D'une part, une opération de don de sang s'est soldée par un sentiment de gâchis. Alors que les organisateurs avaient mobilisé entre 200 et 300 donneurs volontaires prêts à renflouer les banques de sang des hôpitaux, les services médicaux, par manque de préparation, n'ont pu collecter que 60 à 70 poches. « C'est la deuxième fois que cela se produit, après Thionck-Essyl. Demain, ce sont nos populations qui vont en souffrir dans les hôpitaux », s'est indigné M. Diassy.

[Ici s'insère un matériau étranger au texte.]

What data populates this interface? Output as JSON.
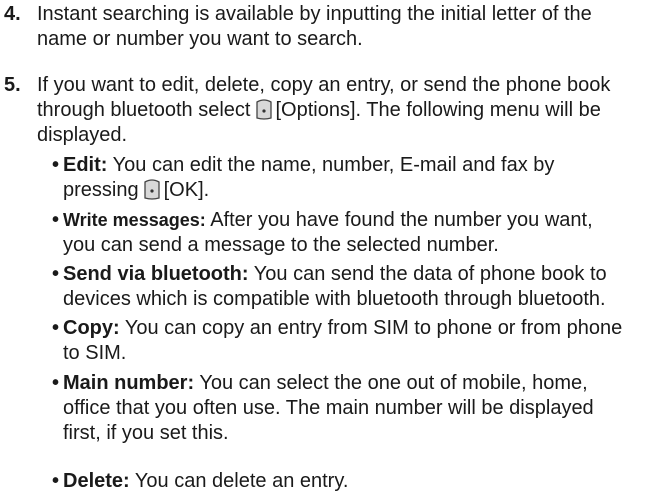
{
  "steps": [
    {
      "number": "4.",
      "lines": [
        "Instant searching is available by inputting the initial letter of the",
        "name or number you want to search."
      ]
    },
    {
      "number": "5.",
      "line1": "If you want to edit, delete, copy an entry, or send the phone book",
      "line2_before": "through bluetooth select",
      "line2_after": "[Options]. The following menu will be",
      "line3": "displayed."
    }
  ],
  "bullets": [
    {
      "term": "Edit:",
      "line1": "You can edit the name, number, E-mail and fax by",
      "line2_before": "pressing",
      "line2_after": "[OK]."
    },
    {
      "term": "Write messages:",
      "line1": "After you have found the number you want,",
      "line2": "you can send a message to the selected number."
    },
    {
      "term": "Send via bluetooth:",
      "line1": "You can send the data of phone book to",
      "line2": "devices which is compatible with bluetooth through bluetooth."
    },
    {
      "term": "Copy:",
      "line1": "You can copy an entry from SIM to phone or from phone",
      "line2": "to SIM."
    },
    {
      "term": "Main number:",
      "line1": "You can select the one out of mobile, home,",
      "line2": "office that you often use. The main number will be displayed",
      "line3": "first, if you set this."
    },
    {
      "term": "Delete:",
      "line1": "You can delete an entry."
    }
  ],
  "icons": {
    "softkey": "left-softkey-icon",
    "softkey_fill": "#d8d8d8",
    "softkey_stroke": "#444444"
  }
}
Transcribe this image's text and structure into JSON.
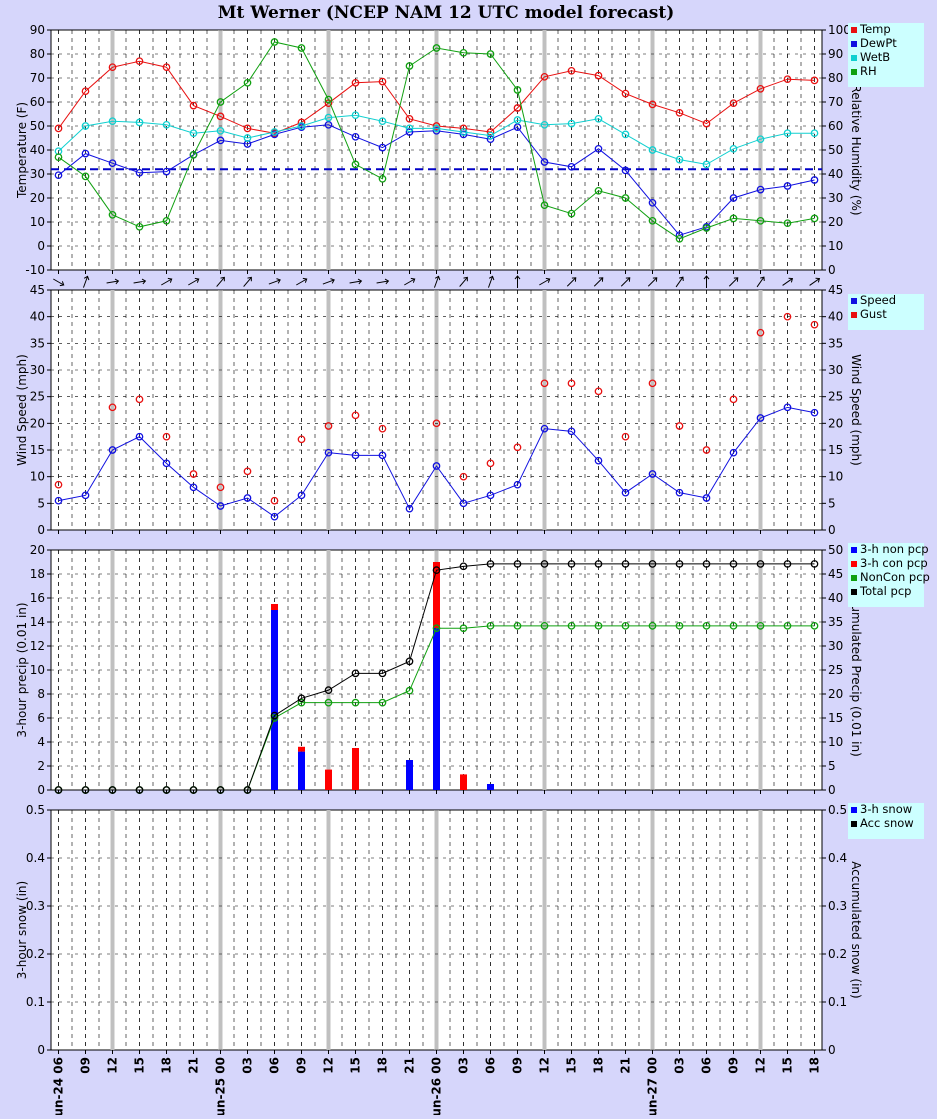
{
  "title": "Mt Werner (NCEP NAM 12 UTC model forecast)",
  "colors": {
    "background": "#d6d6fb",
    "plot_bg": "#ffffff",
    "temp": "#e81010",
    "dewpt": "#1010e0",
    "wetb": "#10d0d0",
    "rh": "#10a010",
    "freezing_line": "#0000c8",
    "gust": "#e81010",
    "speed": "#1010e0",
    "non_pcp": "#0000ff",
    "con_pcp": "#ff0000",
    "noncon_acc": "#10a010",
    "total_acc": "#000000",
    "legend_bg": "#ccffff"
  },
  "x_axis": {
    "tick_labels": [
      "Jun-24 06",
      "09",
      "12",
      "15",
      "18",
      "21",
      "Jun-25 00",
      "03",
      "06",
      "09",
      "12",
      "15",
      "18",
      "21",
      "Jun-26 00",
      "03",
      "06",
      "09",
      "12",
      "15",
      "18",
      "21",
      "Jun-27 00",
      "03",
      "06",
      "09",
      "12",
      "15",
      "18"
    ],
    "day_boundaries": [
      6,
      14,
      22
    ],
    "major_every": 4
  },
  "chart_data": [
    {
      "type": "line",
      "name": "temperature-panel",
      "ylabel": "Temperature (F)",
      "y2label": "Relative Humidity (%)",
      "ylim": [
        -10,
        90
      ],
      "y_ticks": [
        -10,
        0,
        10,
        20,
        30,
        40,
        50,
        60,
        70,
        80,
        90
      ],
      "y2lim": [
        0,
        100
      ],
      "y2_ticks": [
        0,
        10,
        20,
        30,
        40,
        50,
        60,
        70,
        80,
        90,
        100
      ],
      "reference_line": 32,
      "legend": [
        "Temp",
        "DewPt",
        "WetB",
        "RH"
      ],
      "series": [
        {
          "name": "Temp",
          "axis": "left",
          "values": [
            49,
            64.5,
            74.5,
            77,
            74.5,
            58.5,
            54,
            49,
            47,
            51.5,
            59.5,
            68,
            68.5,
            53,
            50,
            49,
            47.5,
            57.5,
            70.5,
            73,
            71,
            63.5,
            59,
            55.5,
            51,
            59.5,
            65.5,
            69.5,
            69
          ]
        },
        {
          "name": "DewPt",
          "axis": "left",
          "values": [
            29.5,
            38.5,
            34.5,
            30.5,
            31,
            38,
            44,
            42.5,
            46.5,
            49.5,
            50.5,
            45.5,
            41,
            47.5,
            48,
            46.5,
            44.5,
            49.5,
            35,
            33,
            40.5,
            31.5,
            18,
            4.5,
            8,
            20,
            23.5,
            25,
            27.5
          ]
        },
        {
          "name": "WetB",
          "axis": "left",
          "values": [
            39.5,
            50,
            52,
            51.5,
            50.5,
            47,
            48,
            45,
            47.5,
            50,
            53.5,
            54.5,
            52,
            49,
            49,
            47.5,
            46,
            52.5,
            50.5,
            51,
            53,
            46.5,
            40,
            36,
            34,
            40.5,
            44.5,
            47,
            47
          ]
        },
        {
          "name": "RH",
          "axis": "right",
          "values": [
            47,
            39,
            23,
            18,
            20.5,
            48,
            70,
            78,
            95,
            92.5,
            71,
            44,
            38,
            85,
            92.5,
            90.5,
            90,
            75,
            27,
            23.5,
            33,
            30,
            20.5,
            13,
            17.5,
            21.5,
            20.5,
            19.5,
            21.5
          ]
        }
      ]
    },
    {
      "type": "scatter",
      "name": "wind-panel",
      "ylabel": "Wind Speed (mph)",
      "y2label": "Wind Speed (mph)",
      "ylim": [
        0,
        45
      ],
      "y_ticks": [
        0,
        5,
        10,
        15,
        20,
        25,
        30,
        35,
        40,
        45
      ],
      "legend": [
        "Speed",
        "Gust"
      ],
      "wind_direction_deg": [
        300,
        200,
        260,
        260,
        240,
        240,
        220,
        220,
        250,
        240,
        250,
        260,
        260,
        240,
        200,
        220,
        200,
        180,
        240,
        225,
        225,
        225,
        225,
        215,
        180,
        225,
        215,
        235,
        235
      ],
      "series": [
        {
          "name": "Speed",
          "values": [
            5.5,
            6.5,
            15,
            17.5,
            12.5,
            8,
            4.5,
            6,
            2.5,
            6.5,
            14.5,
            14,
            14,
            4,
            12,
            5,
            6.5,
            8.5,
            19,
            18.5,
            13,
            7,
            10.5,
            7,
            6,
            14.5,
            21,
            23,
            22
          ]
        },
        {
          "name": "Gust",
          "values": [
            8.5,
            null,
            23,
            24.5,
            17.5,
            10.5,
            8,
            11,
            5.5,
            17,
            19.5,
            21.5,
            19,
            null,
            20,
            10,
            12.5,
            15.5,
            27.5,
            27.5,
            26,
            17.5,
            27.5,
            19.5,
            15,
            24.5,
            37,
            40,
            38.5
          ]
        }
      ]
    },
    {
      "type": "bar",
      "name": "precip-panel",
      "ylabel": "3-hour precip (0.01 in)",
      "y2label": "Accumulated Precip (0.01 in)",
      "ylim": [
        0,
        20
      ],
      "y_ticks": [
        0,
        2,
        4,
        6,
        8,
        10,
        12,
        14,
        16,
        18,
        20
      ],
      "y2lim": [
        0,
        50
      ],
      "y2_ticks": [
        0,
        5,
        10,
        15,
        20,
        25,
        30,
        35,
        40,
        45,
        50
      ],
      "legend": [
        "3-h non pcp",
        "3-h con pcp",
        "NonCon pcp",
        "Total pcp"
      ],
      "series": [
        {
          "name": "3-h non pcp",
          "values": [
            0,
            0,
            0,
            0,
            0,
            0,
            0,
            0,
            15,
            3.2,
            0,
            0,
            0,
            2.5,
            13.5,
            0,
            0.5,
            0,
            0,
            0,
            0,
            0,
            0,
            0,
            0,
            0,
            0,
            0,
            0
          ]
        },
        {
          "name": "3-h con pcp",
          "values": [
            0,
            0,
            0,
            0,
            0,
            0,
            0,
            0,
            0.5,
            0.4,
            1.7,
            3.5,
            0,
            0,
            5.5,
            1.3,
            0,
            0,
            0,
            0,
            0,
            0,
            0,
            0,
            0,
            0,
            0,
            0,
            0
          ]
        },
        {
          "name": "NonCon pcp",
          "axis": "right",
          "values": [
            0,
            0,
            0,
            0,
            0,
            0,
            0,
            0,
            15,
            18.2,
            18.2,
            18.2,
            18.2,
            20.7,
            33.7,
            33.7,
            34.2,
            34.2,
            34.2,
            34.2,
            34.2,
            34.2,
            34.2,
            34.2,
            34.2,
            34.2,
            34.2,
            34.2,
            34.2
          ]
        },
        {
          "name": "Total pcp",
          "axis": "right",
          "values": [
            0,
            0,
            0,
            0,
            0,
            0,
            0,
            0,
            15.5,
            19.1,
            20.8,
            24.3,
            24.3,
            26.8,
            45.8,
            46.6,
            47.1,
            47.1,
            47.1,
            47.1,
            47.1,
            47.1,
            47.1,
            47.1,
            47.1,
            47.1,
            47.1,
            47.1,
            47.1
          ]
        }
      ]
    },
    {
      "type": "line",
      "name": "snow-panel",
      "ylabel": "3-hour snow (in)",
      "y2label": "Accumulated snow (in)",
      "ylim": [
        0,
        0.5
      ],
      "y_ticks": [
        "0",
        "0.1",
        "0.2",
        "0.3",
        "0.4",
        "0.5"
      ],
      "legend": [
        "3-h snow",
        "Acc snow"
      ],
      "series": []
    }
  ]
}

D'autre part, l'absence totale des autorités administratives locales a été ressentie comme un profond manque de respect. Ni gouverneur, ni préfet, ni sous-préfet n'ont fait le déplacement, alors que la manifestation avait reçu toutes les autorisations officielles. « Où est l'État ? C'est une question que je lance. C'est désolant », a martelé le président régional.
 
Cap sur le district de Bignona pour la 5ème édition
Loin de se laisser décourager par ce manque d'accompagnement institutionnel, les acteurs communautaires affichent une résilience à toute épreuve. Forts de cette transition réussie vers un événement à caractère national, ils entendent démultiplier l'expérience de Ziguinchor à travers tout le pays.
La cinquième édition est déjà actée et se tiendra dans le district de Bignona. Le message envoyé au sommet de l'État reste inchangé : les communautés se prennent en charge, c'est désormais à l'État de venir à leur rencontre et de remplir sa mission.